Is BALD Not Sufficient As Regularizer?

Using BALD as a regularizer could lead to each member simply predicting a single target independently of the input in the pool set: when there are more ensemble members than classes, maximum disagreement for individual points can be easily reached by multiple ensemble members making identical predictions: imagine two classes and four ensemble members, two always predicting class 0 and the other two always predicting class 1.

Comparison to “Diversify and Disambiguate”

Minimizing the total correlation \(\TCof{Y_1; \ldots; Y_n \given x_1; \ldots ; x_n}\) between the points might be more beneficial because it can encourage diversity beyond a single sample. Recall that in “Research Idea: Approximating BatchBALD via”k-BALD”, we have shown that the total correlation connects the BatchBALD joint mutual information to individual mutual information terms: \[ \MIof{\W; \Y_1, \ldots, \Y_n \given \x_1, \ldots, \x_n} = \sum_i \MIof{\W; \Y_i \given \x_i} - \TCof{Y_1; \ldots; Y_n \given x_1; \ldots ; x_n}. \] By minimizing the total correlation, we can boost the BatchBALD scores overall potentially assuming the individual BALD scores \(\MIof{\W; \Y_i \given \x_i}\) remain constant, which could allow for better separation between different samples for active learning, etc.

Applying the knowledge from “Research Idea: Approximating BatchBALD via”k-BALD”, we also see from the introduced k-BALD approximation that the sum of pairwise mutual information terms \(\sum_{i<j} \MIof{\Y_i; \Y_j \given \x_i, \x_j}\) is a “first-term” approximation of the total correlation using the inclusion-exclusion principle as we have: \[ \TCof{Y_1; \ldots; Y_n \given x_1; \ldots ; x_n} = \sum_{i<j} \MIof{\Y_i; \Y_j \given \x_i, \x_j} - \sum_{i<j<k} \MIof{\Y_i; \Y_j; \Y_k \given \x_i, \x_j, \x_k} + \ldots. \] Now we can circle back to “Diversify and Disambiguate: Learning From Underspecified Data” by Lee et al10: they minimize the mutual information between pairs of predictions.

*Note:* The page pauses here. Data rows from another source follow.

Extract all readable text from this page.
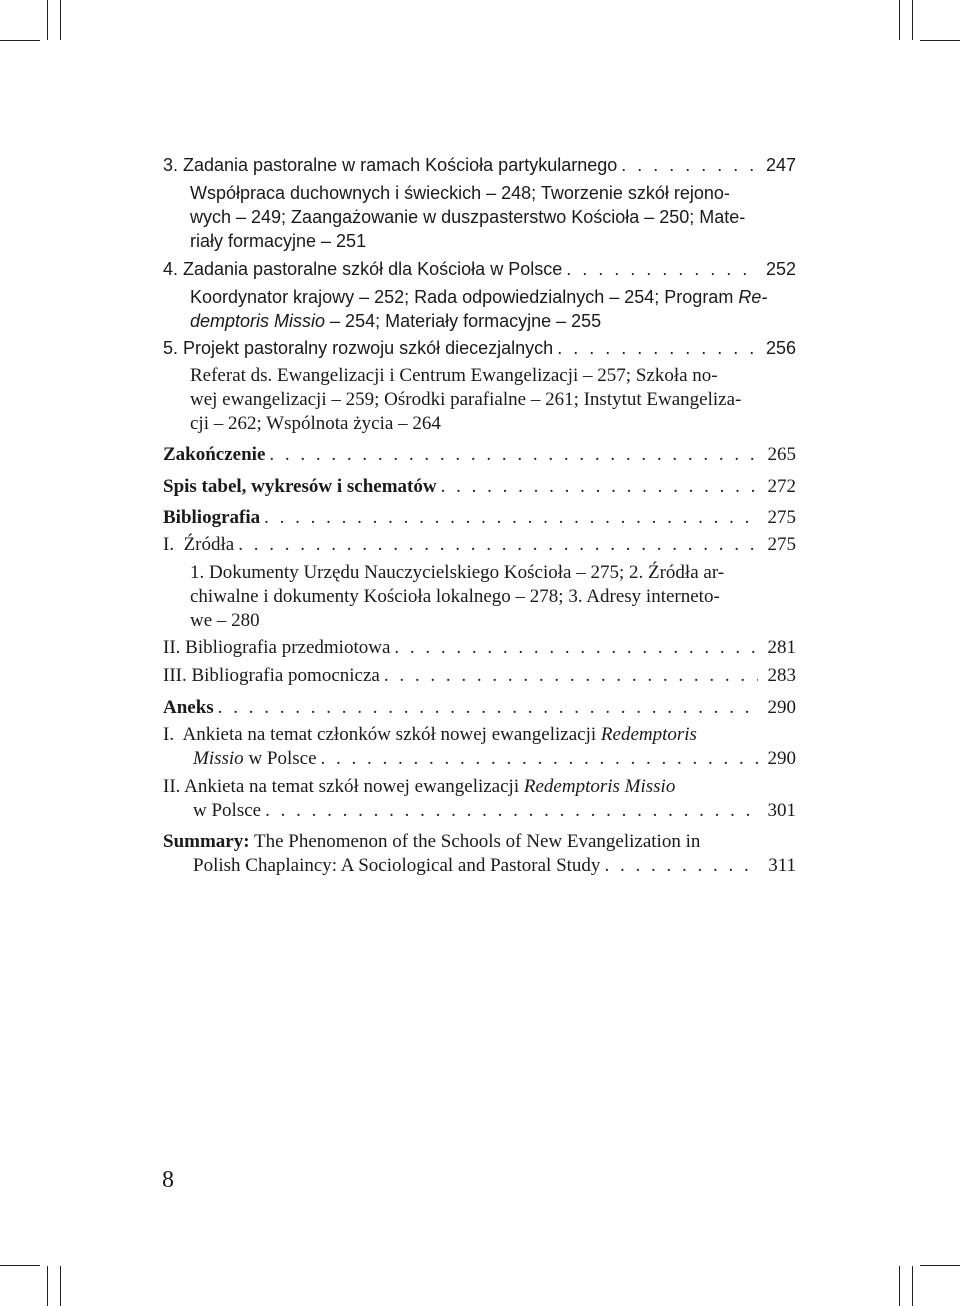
3. Zadania pastoralne w ramach Kościoła partykularnego . . .	247
Współpraca duchownych i świeckich – 248; Tworzenie szkół rejono-
wych – 249; Zaangażowanie w duszpasterstwo Kościoła – 250; Mate-
riały formacyjne – 251
4. Zadania pastoralne szkół dla Kościoła w Polsce . . .	252
Koordynator krajowy – 252; Rada odpowiedzialnych – 254; Program Re-
demptoris Missio – 254; Materiały formacyjne – 255
5. Projekt pastoralny rozwoju szkół diecezjalnych . . .	256
Referat ds. Ewangelizacji i Centrum Ewangelizacji – 257; Szkoła no-
wej ewangelizacji – 259; Ośrodki parafialne – 261; Instytut Ewangeliza-
cji – 262; Wspólnota życia – 264
Zakończenie . . .	265
Spis tabel, wykresów i schematów . . .	272
Bibliografia . . .	275
I.  Źródła . . .	275
1. Dokumenty Urzędu Nauczycielskiego Kościoła – 275; 2. Źródła ar-
chiwalne i dokumenty Kościoła lokalnego – 278; 3. Adresy interneto-
we – 280
II. Bibliografia przedmiotowa . . .	281
III. Bibliografia pomocnicza . . .	283
Aneks . . .	290
I.  Ankieta na temat członków szkół nowej ewangelizacji Redemptoris
Missio w Polsce . . .	290
II. Ankieta na temat szkół nowej ewangelizacji Redemptoris Missio
w Polsce . . .	301
Summary: The Phenomenon of the Schools of New Evangelization in
Polish Chaplaincy: A Sociological and Pastoral Study . . .	311
8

In their notation: \[\mathcal{L}_{\mathrm{MI}}\left(f_i, f_j\right)=D_{\mathrm{KL}}\left(\opp\left(\widehat{y_i}, \widehat{y_j}\right) \| \opp\left(\widehat{y_i}\right) \otimes \opp\left(\widehat{y_j}\right)\right)\] This is indeed \(\MIof{\Y_i; \Y_j \given \x_i, \x_j}\) as can be verified quickly.

However, we made an important assumption: the individual BALD scores \(\MIof{\W; \Y_i \given \x_i}\) have to remain constant. What if we enforce that by maximizing the BatchBALD scores directly, or rather their approximation using 2-BALD?

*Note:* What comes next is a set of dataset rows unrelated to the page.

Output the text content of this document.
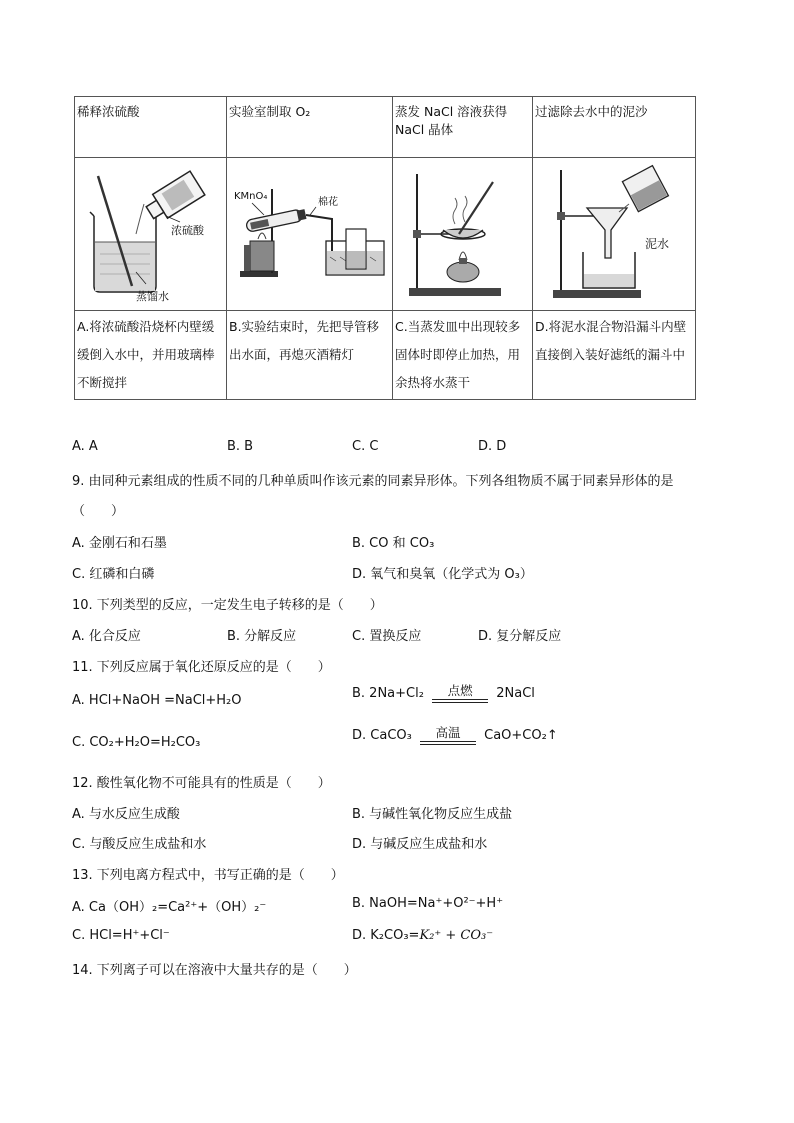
稀释浓硫酸	实验室制取 O₂	蒸发 NaCl 溶液获得 NaCl 晶体	过滤除去水中的泥沙

浓硫酸
蒸馏水	KMnO₄
棉花		泥水

A.将浓硫酸沿烧杯内壁缓缓倒入水中，并用玻璃棒不断搅拌	B.实验结束时，先把导管移出水面，再熄灭酒精灯	C.当蒸发皿中出现较多固体时即停止加热，用余热将水蒸干	D.将泥水混合物沿漏斗内壁直接倒入装好滤纸的漏斗中
A. A	B. B	C. C	D. D
9. 由同种元素组成的性质不同的几种单质叫作该元素的同素异形体。下列各组物质不属于同素异形体的是
（　　）
A. 金刚石和石墨	B. CO 和 CO₃
C. 红磷和白磷	D. 氧气和臭氧（化学式为 O₃）
10. 下列类型的反应，一定发生电子转移的是（　　）
A. 化合反应	B. 分解反应	C. 置换反应	D. 复分解反应
11. 下列反应属于氧化还原反应的是（　　）
A. HCl+NaOH =NaCl+H₂O	B. 2Na+Cl₂	点燃	2NaCl
C. CO₂+H₂O=H₂CO₃	D. CaCO₃	高温	CaO+CO₂↑
12. 酸性氧化物不可能具有的性质是（　　）
A. 与水反应生成酸	B. 与碱性氧化物反应生成盐
C. 与酸反应生成盐和水	D. 与碱反应生成盐和水
13. 下列电离方程式中，书写正确的是（　　）
A. Ca（OH）₂=Ca²⁺+（OH）₂⁻	B. NaOH=Na⁺+O²⁻+H⁺
C. HCl=H⁺+Cl⁻	D. K₂CO₃=K₂⁺ + CO₃⁻
14. 下列离子可以在溶液中大量共存的是（　　）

Maximizing BatchBALD/2-BALD over the whole pool set (or evaluation set) would provide a novel objective.

Regularization == Constraint Optimization

If we want to be Bayesian, we want to minimize a variational inference (VI) objective while encouraging disagreement. To remain “principled,” we can rewrite the regularized objective using a Lagrangian multiplier \(\lambda\) and switch back to a constrained objective: we can perform VI while enforcing a lower-bound constraint on the BatchBALD scores.

Open Questions

  1. Can we maximize BALD scores as a regularizer, or can we maximize 2-BALD (as BatchBALD approximation), and is there a difference to minimizing only the total correlation or an approximation thereof, following Lee et al11?

  2. Would a last-layer approach work as well? The advantage is that the “last-layer ensemble” approach is cheaper than approximate BNNs or deep ensembles.

  3. Otherwise, from a principled BNN point of view, how do we avoid changing the approximate posterior too much? Ideally, when we increase diversity, we do not want to change the marginal predictives for other data, and we want to avoid all pool samples having consistently very high scores—of course, that would not help with picking the most informative samples either.